Only computers can be programmed

Programmed by the computer

Computer software written by computers: the idea is fascinating. And it's realistic, says Martin Vechev, professor of computer science. He is one of the founders of a new field of research in which computer scientists want to largely automate programming. There are already auxiliary programs that make software developers' work easier. And soon, thanks to such assistance programs, normal developers would be able to program as well as only the best experts are today, says Vechev. “In ten years, automation will be so advanced that computers can autonomously write short programs,” he predicts.
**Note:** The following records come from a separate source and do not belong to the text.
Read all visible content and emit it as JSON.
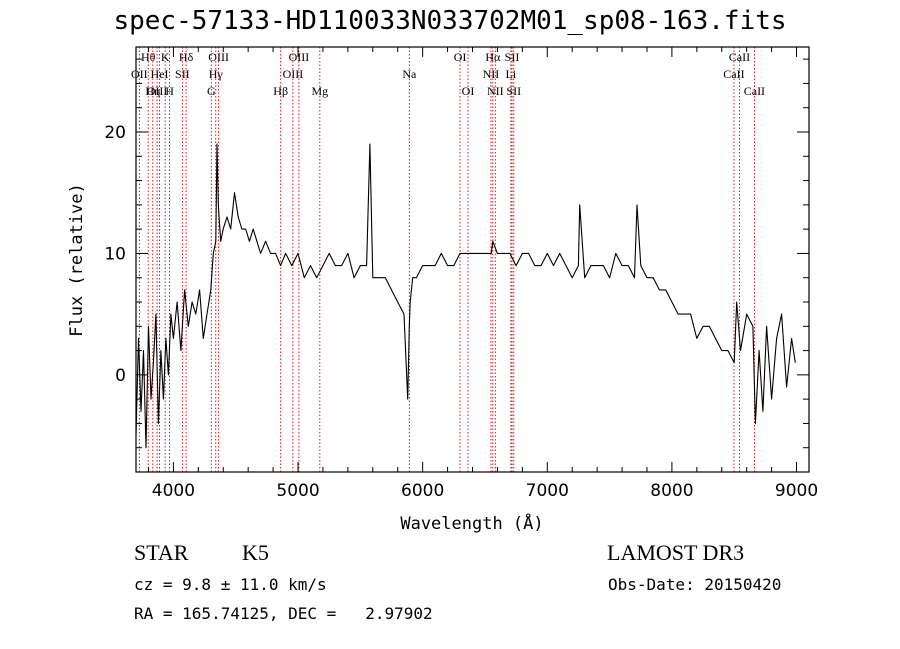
{
  "title": "spec-57133-HD110033N033702M01_sp08-163.fits",
  "chart_data": {
    "type": "line",
    "xlabel": "Wavelength (Å)",
    "ylabel": "Flux (relative)",
    "xlim": [
      3700,
      9100
    ],
    "ylim": [
      -8,
      27
    ],
    "xticks": [
      4000,
      5000,
      6000,
      7000,
      8000,
      9000
    ],
    "yticks": [
      0,
      10,
      20
    ],
    "grid": false,
    "series": [
      {
        "x": [
          3700,
          3720,
          3740,
          3760,
          3780,
          3800,
          3820,
          3840,
          3860,
          3880,
          3900,
          3920,
          3940,
          3960,
          3980,
          4000,
          4030,
          4060,
          4090,
          4120,
          4150,
          4180,
          4210,
          4240,
          4270,
          4300,
          4320,
          4340,
          4350,
          4360,
          4380,
          4400,
          4430,
          4460,
          4490,
          4520,
          4550,
          4580,
          4610,
          4640,
          4670,
          4700,
          4740,
          4780,
          4820,
          4860,
          4900,
          4950,
          5000,
          5050,
          5100,
          5150,
          5200,
          5250,
          5300,
          5350,
          5400,
          5450,
          5500,
          5550,
          5577,
          5600,
          5650,
          5700,
          5750,
          5800,
          5850,
          5880,
          5893,
          5900,
          5920,
          5950,
          6000,
          6050,
          6100,
          6150,
          6200,
          6250,
          6300,
          6350,
          6400,
          6450,
          6500,
          6550,
          6563,
          6600,
          6650,
          6700,
          6750,
          6800,
          6850,
          6900,
          6950,
          7000,
          7050,
          7100,
          7150,
          7200,
          7250,
          7260,
          7300,
          7350,
          7400,
          7450,
          7500,
          7550,
          7600,
          7650,
          7700,
          7720,
          7750,
          7800,
          7850,
          7900,
          7950,
          8000,
          8050,
          8100,
          8150,
          8200,
          8250,
          8300,
          8350,
          8400,
          8450,
          8500,
          8520,
          8550,
          8600,
          8650,
          8670,
          8700,
          8730,
          8760,
          8800,
          8840,
          8880,
          8920,
          8960,
          8990
        ],
        "y": [
          -5,
          3,
          -3,
          2,
          -6,
          4,
          -2,
          1,
          5,
          -4,
          2,
          -2,
          3,
          0,
          5,
          3,
          6,
          2,
          7,
          4,
          6,
          5,
          7,
          3,
          5,
          7,
          10,
          11,
          19,
          14,
          11,
          12,
          13,
          12,
          15,
          13,
          12,
          12,
          11,
          12,
          11,
          10,
          11,
          10,
          10,
          9,
          10,
          9,
          10,
          8,
          9,
          8,
          9,
          10,
          9,
          9,
          10,
          8,
          9,
          9,
          19,
          8,
          8,
          8,
          7,
          6,
          5,
          -2,
          4,
          6,
          8,
          8,
          9,
          9,
          9,
          10,
          9,
          9,
          10,
          10,
          10,
          10,
          10,
          10,
          11,
          10,
          10,
          10,
          9,
          10,
          10,
          9,
          9,
          10,
          9,
          10,
          9,
          8,
          9,
          14,
          8,
          9,
          9,
          9,
          8,
          10,
          9,
          9,
          8,
          14,
          9,
          8,
          8,
          7,
          7,
          6,
          5,
          5,
          5,
          3,
          4,
          4,
          3,
          2,
          2,
          1,
          6,
          2,
          5,
          4,
          -4,
          2,
          -3,
          4,
          -2,
          3,
          5,
          -1,
          3,
          1
        ]
      }
    ],
    "line_markers": [
      {
        "label": "Hθ",
        "x": 3798,
        "row": 1
      },
      {
        "label": "OII",
        "x": 3727,
        "row": 2
      },
      {
        "label": "OIII",
        "x": 3869,
        "row": 3
      },
      {
        "label": "Hη",
        "x": 3835,
        "row": 3
      },
      {
        "label": "K",
        "x": 3934,
        "row": 1
      },
      {
        "label": "HeI",
        "x": 3889,
        "row": 2
      },
      {
        "label": "H",
        "x": 3969,
        "row": 3
      },
      {
        "label": "SII",
        "x": 4072,
        "row": 2
      },
      {
        "label": "Hδ",
        "x": 4102,
        "row": 1
      },
      {
        "label": "OIII",
        "x": 4363,
        "row": 1
      },
      {
        "label": "Hγ",
        "x": 4340,
        "row": 2
      },
      {
        "label": "G",
        "x": 4304,
        "row": 3
      },
      {
        "label": "OIII",
        "x": 5007,
        "row": 1
      },
      {
        "label": "OIII",
        "x": 4959,
        "row": 2
      },
      {
        "label": "Hβ",
        "x": 4861,
        "row": 3
      },
      {
        "label": "Mg",
        "x": 5175,
        "row": 3
      },
      {
        "label": "Na",
        "x": 5893,
        "row": 2
      },
      {
        "label": "OI",
        "x": 6300,
        "row": 1
      },
      {
        "label": "OI",
        "x": 6364,
        "row": 3
      },
      {
        "label": "Hα",
        "x": 6563,
        "row": 1
      },
      {
        "label": "NII",
        "x": 6548,
        "row": 2
      },
      {
        "label": "NII",
        "x": 6583,
        "row": 3
      },
      {
        "label": "SII",
        "x": 6717,
        "row": 1
      },
      {
        "label": "Li",
        "x": 6708,
        "row": 2
      },
      {
        "label": "SII",
        "x": 6731,
        "row": 3
      },
      {
        "label": "CaII",
        "x": 8542,
        "row": 1
      },
      {
        "label": "CaII",
        "x": 8498,
        "row": 2
      },
      {
        "label": "CaII",
        "x": 8662,
        "row": 3
      }
    ]
  },
  "info": {
    "object_class": "STAR",
    "subclass": "K5",
    "survey": "LAMOST DR3",
    "redshift_line": "cz = 9.8 ± 11.0 km/s",
    "obs_date_line": "Obs-Date: 20150420",
    "coords_line": "RA = 165.74125, DEC =   2.97902"
  },
  "colors": {
    "spectrum": "#000000",
    "marker_line": "#cc0000",
    "axes": "#000000"
  }
}
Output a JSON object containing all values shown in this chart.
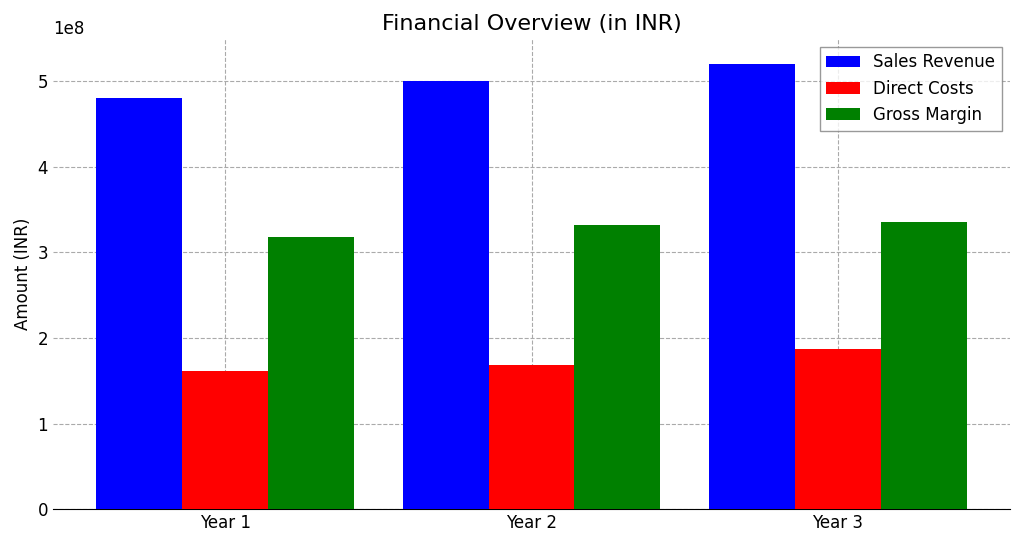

This is possible thanks to machine learning and thanks to the huge databases already available for software that are publicly accessible. Millions of computer programs are stored in public databases with a total of billions of lines of program code. "Big Code" is what Vechev calls this immense pool of program code. As a software developer, you quickly lose track of things. But computers can help to evaluate this unimaginably large amount of data and make it usable.

Computers can recognize patterns in existing code and learn which patterns are used in which context. In this way, they capture not only the individual characters and commands, but also their meaning and the rules for their use. The way in which computers learn these rules is comparable to that of language translation programs such as the well-known Google Translate. "These translation programs also use machine learning to analyze words in their context and draw conclusions about their meaning and use, as well as grammatical rules," explains Vechev.

Learning assistant

Future assistance programs for developers should work similarly to the completion functions that help us to compose text messages on smartphones today: For example, a software developer then writes the first hundred lines of code, his assistance program analyzes these and compares them with existing code in databases. Based on this, the computer makes suggestions for the continuation, which the developer can accept or reject. The computer also uses such feedback to understand the programmer's intentions and to continuously improve the suggestions.

The core of these assistance programs are so-called probability models. They are built up from a large number of available programs and program fragments. The assistance program uses the models to show the user the most likely continuations. Vechev and his team are constantly developing better probability models. Recently his group developed one - called PHOG - which is considered to be the most precise model currently available for evaluating code. The model works not only with programming languages, but also with natural language. In addition, unlike other models, it not only provides answers, but also makes the choice of these answers understandable for the user. “Anyone can use the PHOG model to develop assistance programs based on it,” says Vechev.

In action

The ETH professor and his team also develop such assistance programs, for example the two freely available online programs JS Nice and APK Deguard. These are some kind of code correction programs. Users can use it to check their programs and get suggestions on how the programs can be improved so that outsiders can better understand them. It can also be used to decipher the content of programs that were intentionally programmed to be difficult to understand, for example to disguise malware. To date, more than 200,000 developers and IT security professionals worldwide have used the JS Nice assistance program.

Last year, Vechev and his former doctoral student Veselin Raychev founded the ETH spin-off Deepcode. The company has set itself the task of creating new assistance programs for developers based on research from Vechev's laboratory. Other applications are also conceivable: Programs that find and correct programming errors.

“In the long term, we would like to develop software that can solve intellectually difficult programming challenges better than a human being,” says Vechev. «A few years ago we were among the first to set ourselves the goal of learning from 'Big Code'. Today, many colleagues and software companies are showing an interest. The research field is growing rapidly. "

This article appeared in the current issue of “Globe”.